From an article by an NYU sociologist man-feminist:
"It's bad out there. That we know. But amid the economic wreckage, there is a bright spot for women. The Lilly Ledbetter Fair Pay Act -- enabling women and other workers to sue for wage discrimination -- was the first piece of legislation President Obama signed. And a parsing of the grim economic statistics shows that recent layoffs have disproportionately hit male-dominated industries. We have reached a milestone of sorts: Women may be poised to outnumber men in the labor force."
Let's take a deeper look at this article, shall we? Lots of hoopla about the Lilly Ledbetter Fair Pay Act, and how it had righted some kind of cosmic wrong perpetrated against women in the workforce. This is a fiction, and it needs to be addressed. Lilly Ledbetter sued under a provision of the Equal Employment Opportunity Act in which there was a statute of limitation of sorts on how long after the acts occurred in which one can sue. Where did that limit come from? Well, it came from the Congress, who wrote the law. Ms. Ledbetter could have sued under a different provision of the EEOA and not had the ticking clock provision. But she and her incompetent lawyers insisted on suing under the article inappropriate to her case. She lost in virtually every venue including the US Supreme Court. The Supreme Court did in fact speak to some of the negative impact to business should they overturn the law, but the bulk of their finding was that 1) congress wrote the law 2) congress thought about what they wrote before they passed it and 3) their job is to interpret the law, not write it (novel view, huh). They basically told Congress to change their law...this Congress did, and now we have the Lilly Ledbetter Act that all the world thinks is so important and wonderful.

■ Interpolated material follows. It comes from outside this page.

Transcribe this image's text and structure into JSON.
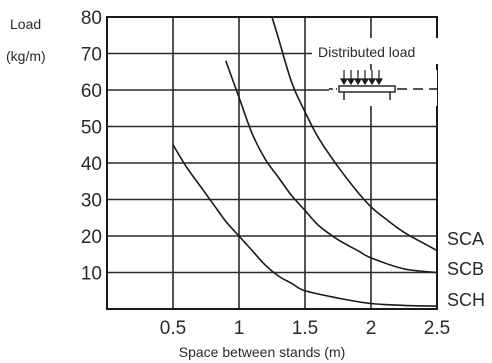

Let's move on now to the rest of the article. Just what is it exactly this guy is trying to bring our attention to? Oh yeah---a widening gap in income between those at the top and those at the bottom. Right. But why again, is that meaningful or important? What does ills does this bring along with it? If the lot of those at the bottom is improving--and it is--then what difference does it make how those at the top are doing? The line that "the increasing pressures put on the marketplace by the rich -- bidding up the price of housing and education, for example -- means that most middle-class couples probably need two incomes also, even just to keep a roof over their heads" is classic class warfare. Middle income families don't need two incomes to put a roof over their heads...they need two incomes to put a roof over their heads with six burner stoves, hardwood floors and 2800 square feet, not to mention a garage to park their SUV with "Hope and Change" stickers on it. Oh and don't forget the Wii/Play station/ or whatever video game it is that was purchased to keep their precious children in the house, rather than outside running around and burning off their growing fat.

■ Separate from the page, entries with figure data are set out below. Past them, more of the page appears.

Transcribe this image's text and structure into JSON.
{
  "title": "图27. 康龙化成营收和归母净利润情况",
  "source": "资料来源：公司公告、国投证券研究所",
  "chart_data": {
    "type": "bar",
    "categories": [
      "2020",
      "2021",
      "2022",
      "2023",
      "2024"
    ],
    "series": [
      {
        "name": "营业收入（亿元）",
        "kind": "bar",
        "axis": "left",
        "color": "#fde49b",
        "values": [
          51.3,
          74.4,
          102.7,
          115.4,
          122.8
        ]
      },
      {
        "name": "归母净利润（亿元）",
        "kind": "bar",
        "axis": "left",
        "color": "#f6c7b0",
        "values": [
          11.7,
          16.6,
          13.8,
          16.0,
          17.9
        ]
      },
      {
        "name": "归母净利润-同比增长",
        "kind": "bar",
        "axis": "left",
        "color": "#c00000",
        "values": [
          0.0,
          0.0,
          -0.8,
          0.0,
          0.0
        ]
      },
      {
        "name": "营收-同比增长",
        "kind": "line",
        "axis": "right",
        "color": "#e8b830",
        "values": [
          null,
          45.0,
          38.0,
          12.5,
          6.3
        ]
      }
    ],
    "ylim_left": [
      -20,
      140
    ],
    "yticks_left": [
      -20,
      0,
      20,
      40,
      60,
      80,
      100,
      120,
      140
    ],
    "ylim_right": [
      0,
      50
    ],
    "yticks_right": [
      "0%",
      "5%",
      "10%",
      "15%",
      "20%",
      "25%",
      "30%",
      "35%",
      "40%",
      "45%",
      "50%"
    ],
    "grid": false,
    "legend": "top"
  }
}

Rich people aren't bidding up the price of education...the price of education is being bid up by the ubiquitous sense that everyone has to go to college, and that it is the government's job to provide the money to do so. Increases in availability of college money causes college tuition to rise. Pure and simple.

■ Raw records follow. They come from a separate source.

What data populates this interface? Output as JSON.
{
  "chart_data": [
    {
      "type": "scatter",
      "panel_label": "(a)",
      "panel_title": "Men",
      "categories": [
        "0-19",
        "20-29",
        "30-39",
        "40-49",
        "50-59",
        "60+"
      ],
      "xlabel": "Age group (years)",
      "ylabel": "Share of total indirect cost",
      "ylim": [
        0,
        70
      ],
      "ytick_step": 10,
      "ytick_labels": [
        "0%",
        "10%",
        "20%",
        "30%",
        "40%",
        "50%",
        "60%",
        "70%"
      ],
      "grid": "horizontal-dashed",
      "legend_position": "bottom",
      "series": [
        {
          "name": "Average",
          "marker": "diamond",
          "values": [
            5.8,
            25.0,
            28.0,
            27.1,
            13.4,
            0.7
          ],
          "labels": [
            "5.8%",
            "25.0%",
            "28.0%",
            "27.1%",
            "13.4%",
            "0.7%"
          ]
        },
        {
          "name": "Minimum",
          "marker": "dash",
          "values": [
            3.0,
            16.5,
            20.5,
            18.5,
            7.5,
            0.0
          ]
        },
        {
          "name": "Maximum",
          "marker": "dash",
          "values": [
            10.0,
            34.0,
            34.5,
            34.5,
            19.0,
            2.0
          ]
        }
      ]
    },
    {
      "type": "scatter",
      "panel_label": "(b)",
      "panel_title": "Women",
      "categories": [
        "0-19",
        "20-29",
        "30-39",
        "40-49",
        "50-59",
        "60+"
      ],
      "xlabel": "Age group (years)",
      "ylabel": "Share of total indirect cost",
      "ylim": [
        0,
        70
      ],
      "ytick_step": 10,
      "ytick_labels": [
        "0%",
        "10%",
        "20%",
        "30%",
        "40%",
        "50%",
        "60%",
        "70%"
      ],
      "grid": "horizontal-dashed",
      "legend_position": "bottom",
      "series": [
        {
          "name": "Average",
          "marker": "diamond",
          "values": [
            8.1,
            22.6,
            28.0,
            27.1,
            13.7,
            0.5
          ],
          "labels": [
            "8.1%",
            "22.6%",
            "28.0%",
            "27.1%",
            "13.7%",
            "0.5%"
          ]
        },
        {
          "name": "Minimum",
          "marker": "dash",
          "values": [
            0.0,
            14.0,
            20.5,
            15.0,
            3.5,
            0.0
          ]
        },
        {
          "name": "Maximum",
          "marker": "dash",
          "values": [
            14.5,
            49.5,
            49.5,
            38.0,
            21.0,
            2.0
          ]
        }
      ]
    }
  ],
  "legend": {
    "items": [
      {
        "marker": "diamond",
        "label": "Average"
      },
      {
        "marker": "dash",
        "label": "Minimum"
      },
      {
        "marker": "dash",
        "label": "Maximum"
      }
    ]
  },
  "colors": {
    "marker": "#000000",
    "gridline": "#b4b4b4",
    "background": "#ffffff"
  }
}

"These are tall tasks, but if we don't do something to cushion the effects of the social sorting taking place across households, families will continue to face more and more stress." Stress? What stress? Poor people in this country used to be HUNGRY! Where is hunger as an issue? What percentage of the people in this country living below the poverty line do you suppose have a 1) refrigerator 2) multiple color TV's 3) a car or two 4) air conditioning 5) indoor plumbing 6) cable tv? The answers would astound you. The entrance of women large-scale into the workforce has raised our nation's standard of living, and this fellow wants us to address the stress? C'mon. I suppose this is what passes for social science at NYU these days.